论文标题
用端到端过滤器方法进行语音分离的深度注意融合功能
Deep Attention Fusion Feature for Speech Separation with End-to-End Post-filter Method
论文作者
论文摘要
在本文中,我们提出了一种端到端的后过滤方法,具有深度注意融合特征,用于单声道扬声器独立的语音分离。首先,将时间频域语音分离方法应用为分离阶段。分类前阶段的目的是初步分离混合物。尽管此阶段可以将混合物分开,但仍包含残留干扰。为了增强前分离的语音并进一步提高分离性能,提出了具有深度注意融合特征的端到端过滤器(E2EPF)。 E2EPF可以充分利用预先分离的语音的先验知识,这有助于语音分离。这是一个完全卷积的语音分离网络,并将波形用作输入特征。首先,使用1-D卷积层来提取混合物的深度表示特征和时间域中的预分离信号。其次,要更多地关注分离前阶段的输出,将注意模块应用于获得深度注意融合特征,这些特征是通过计算混合物与预分离语音之间的相似性来提取的。这些深刻的注意融合特征有利于减少干扰并增强预先分离的语音。最后,将这些功能发送到后过滤器以估计每个目标信号。 WSJ0-2MIX数据集的实验结果表明,所提出的方法的表现优于最先进的语音分离方法。与分离前方法相比,我们提出的方法可以获得64.1%,60.2%,25.6%和7.5%的相对相对改善的规模不变源源与噪声比(SI-SNR),信噪比(SDR),语音质量(PESQ)的感知评估(PESQ)以及短时的目标(STOICIE)衡量标准(STO)。

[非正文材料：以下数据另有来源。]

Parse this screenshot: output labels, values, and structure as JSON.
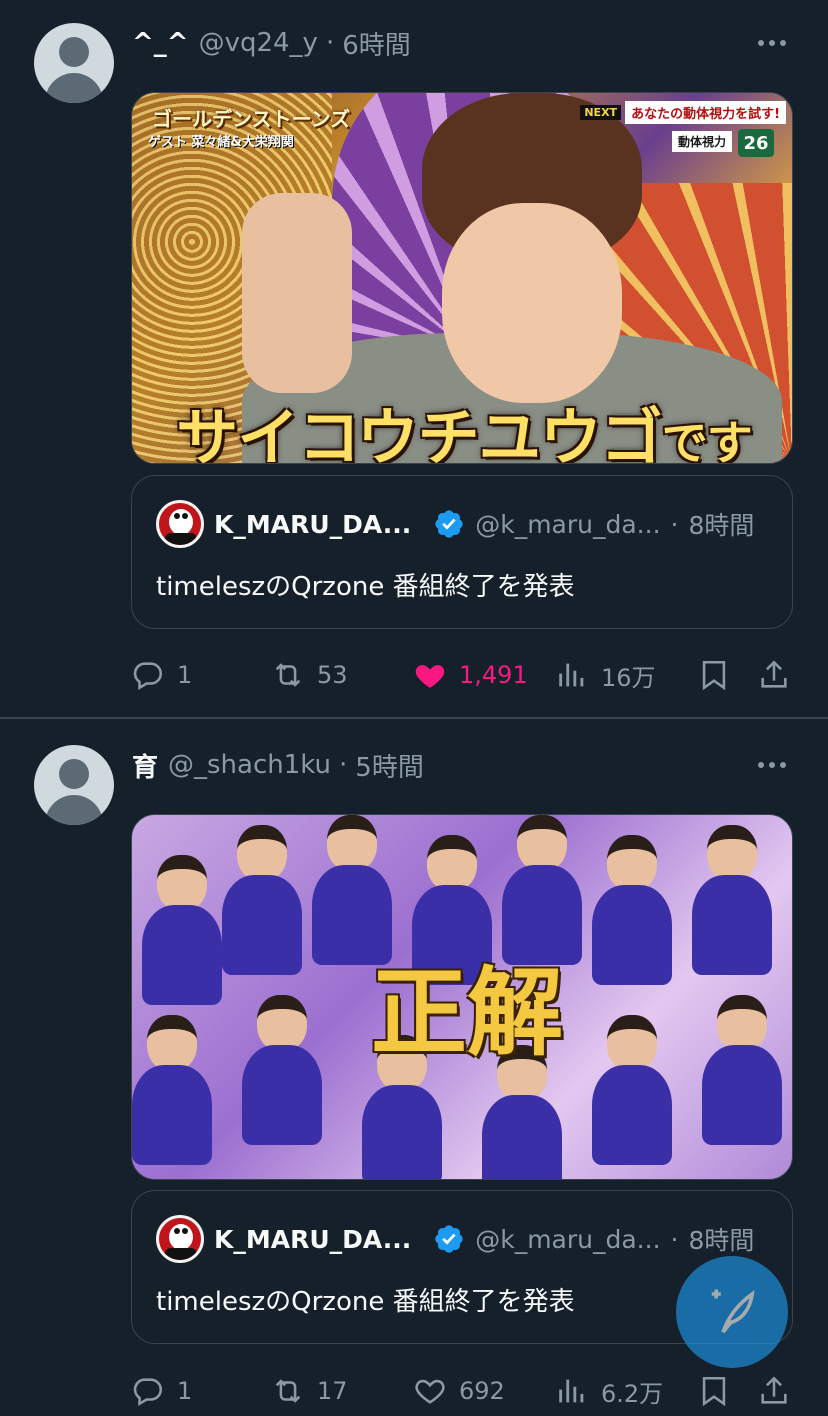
{
  "tweets": [
    {
      "display_name": "^_^",
      "handle": "@vq24_y",
      "separator": "·",
      "time": "6時間",
      "media": {
        "logo_text": "ゴールデンストーンズ",
        "guest_text": "ゲスト 菜々緒&大栄翔関",
        "next_tag": "NEXT",
        "next_text": "あなたの動体視力を試す!",
        "next_sub": "動体視力",
        "next_num": "26",
        "caption_main": "サイコウチユウゴ",
        "caption_suffix": "です"
      },
      "quote": {
        "name": "K_MARU_DA...",
        "handle": "@k_maru_da...",
        "separator": "·",
        "time": "8時間",
        "text": "timeleszのQrzone 番組終了を発表"
      },
      "stats": {
        "replies": "1",
        "retweets": "53",
        "likes": "1,491",
        "views": "16万"
      },
      "liked": true
    },
    {
      "display_name": "育",
      "handle": "@_shach1ku",
      "separator": "·",
      "time": "5時間",
      "media": {
        "caption_main": "正解"
      },
      "quote": {
        "name": "K_MARU_DA...",
        "handle": "@k_maru_da...",
        "separator": "·",
        "time": "8時間",
        "text": "timeleszのQrzone 番組終了を発表"
      },
      "stats": {
        "replies": "1",
        "retweets": "17",
        "likes": "692",
        "views": "6.2万"
      },
      "liked": false
    }
  ],
  "icons": {
    "reply": "reply-icon",
    "retweet": "retweet-icon",
    "like": "heart-icon",
    "views": "views-icon",
    "bookmark": "bookmark-icon",
    "share": "share-icon",
    "more": "more-icon",
    "verified": "verified-badge-icon",
    "compose": "compose-icon"
  },
  "colors": {
    "background": "#15202b",
    "text_primary": "#f7f9f9",
    "text_secondary": "#8b98a5",
    "border": "#38444d",
    "accent": "#1d9bf0",
    "like": "#f91880"
  }
}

In this paper, we propose an end-to-end post-filter method with deep attention fusion features for monaural speaker-independent speech separation. At first, a time-frequency domain speech separation method is applied as the pre-separation stage. The aim of pre-separation stage is to separate the mixture preliminarily. Although this stage can separate the mixture, it still contains the residual interference. In order to enhance the pre-separated speech and improve the separation performance further, the end-to-end post-filter (E2EPF) with deep attention fusion features is proposed. The E2EPF can make full use of the prior knowledge of the pre-separated speech, which contributes to speech separation. It is a fully convolutional speech separation network and uses the waveform as the input features. Firstly, the 1-D convolutional layer is utilized to extract the deep representation features for the mixture and pre-separated signals in the time domain. Secondly, to pay more attention to the outputs of the pre-separation stage, an attention module is applied to acquire deep attention fusion features, which are extracted by computing the similarity between the mixture and the pre-separated speech. These deep attention fusion features are conducive to reduce the interference and enhance the pre-separated speech. Finally, these features are sent to the post-filter to estimate each target signals. Experimental results on the WSJ0-2mix dataset show that the proposed method outperforms the state-of-the-art speech separation method. Compared with the pre-separation method, our proposed method can acquire 64.1%, 60.2%, 25.6% and 7.5% relative improvements in scale-invariant source-to-noise ratio (SI-SNR), the signal-to-distortion ratio (SDR), the perceptual evaluation of speech quality (PESQ) and the short-time objective intelligibility (STOI) measures, respectively.